Ein Waldkindergarten entspricht offensichtlich nicht diesen Mindestanforderungen, da er im Freien stattfindet. Das Volksschulamt hat denn auch für Waldkindergärten spezielle Anforderungen festgelegt, welche sicherstellen sollen, dass der Lehrplan eingehalten wird, bei extremen Wetterbedingungen ein geeigneter Raum zur Verfügung steht, geeignete Vorkehren bei Fehlen von sanitären Anlagen getroffen werden, und die Sicherheit der Kinder gewährleistet ist. Es wird auch ausdrücklich festgehalten, dass das Angebot auf Freiwilligkeit basiert und die Eltern die Möglichkeit haben müssen, ihre Kinder am Wohnort in einen regulären Kindergarten zu schicken. Letzteres leuchtet auch ein, bewegt sich doch ein Waldkindergarten im Hinblick auf den Anspruch auf einen genügenden, allen offen stehenden Grundschulunterricht gemäss Art. 62 Abs. 2 BV in einem Graubereich.

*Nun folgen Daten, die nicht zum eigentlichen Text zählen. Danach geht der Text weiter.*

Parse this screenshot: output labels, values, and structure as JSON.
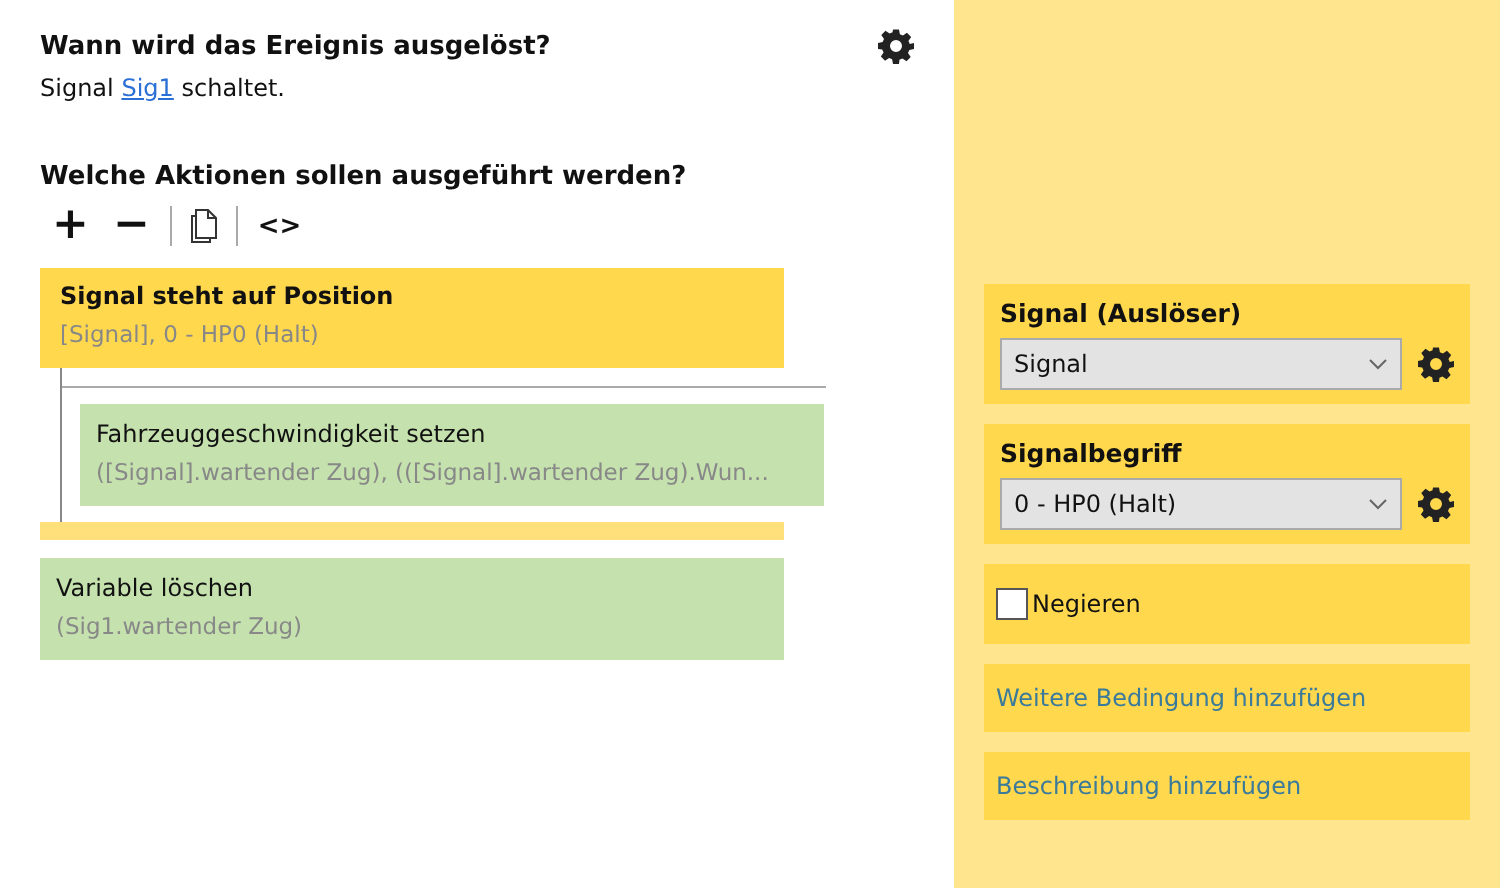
{
  "trigger": {
    "heading": "Wann wird das Ereignis ausgelöst?",
    "prefix": "Signal",
    "link": "Sig1",
    "suffix": "schaltet."
  },
  "actions_heading": "Welche Aktionen sollen ausgeführt werden?",
  "toolbar": [
    "+",
    "−",
    "<>"
  ],
  "actions": [
    {
      "kind": "condition",
      "title": "Signal steht auf Position",
      "detail": "[Signal], 0 - HP0 (Halt)",
      "children": [
        {
          "kind": "action",
          "title": "Fahrzeuggeschwindigkeit setzen",
          "detail": "([Signal].wartender Zug), (([Signal].wartender Zug).Wun..."
        }
      ]
    },
    {
      "kind": "action",
      "title": "Variable löschen",
      "detail": "(Sig1.wartender Zug)"
    }
  ],
  "properties": [
    {
      "kind": "select",
      "label": "Signal (Auslöser)",
      "value": "Signal"
    },
    {
      "kind": "select",
      "label": "Signalbegriff",
      "value": "0 - HP0 (Halt)"
    },
    {
      "kind": "checkbox",
      "label": "Negieren",
      "checked": false
    },
    {
      "kind": "link",
      "label": "Weitere Bedingung hinzufügen"
    },
    {
      "kind": "link",
      "label": "Beschreibung hinzufügen"
    }
  ]
}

In den Richtlinien des Volksschulamts wird festgehalten, dass einzelne oder wöchentliche Waldtage oder -halbtage nicht unter den Begriff «Waldkindergarten» fallen. Die Primarschule X schliesst daraus, dass ihr «WaldZimmer-Kindergarten» nicht unter den Begriff «Waldkindergarten» fällt, weil er nur an drei von fünf Tagen draussen stattfindet. Mit «wöchentlichen Waldtagen» ist aber offensichtlich höchstens ein Tag pro Woche gemeint. Im WaldZimmer-Kindergarten der Primarschule X werden demgegenüber mehr als die Hälfte der Wochentage draussen im Wald verbracht. Auch bei schlechtem Wetter wird nicht immer auf das Kindergartenzimmer ausgewichen, sondern teilweise auch auf Spielplätze. Der WaldZimmer-Kindergarten der Primarschule X fällt damit eindeutig unter den Begriff des Waldkindergartens, welcher freiwillig ist.
Die Rekurrenten kreuzten bei der Anmeldung für den Kindergarten vom 26. Januar 2023 das Feld «Über eine Einteilung in den WaldZimmer-Kindergarten würden wir uns freuen» nicht an, und sie wehrten sich explizit dagegen. Damit durfte A nicht in den WaldZimmer-Kindergarten eingeteilt werden.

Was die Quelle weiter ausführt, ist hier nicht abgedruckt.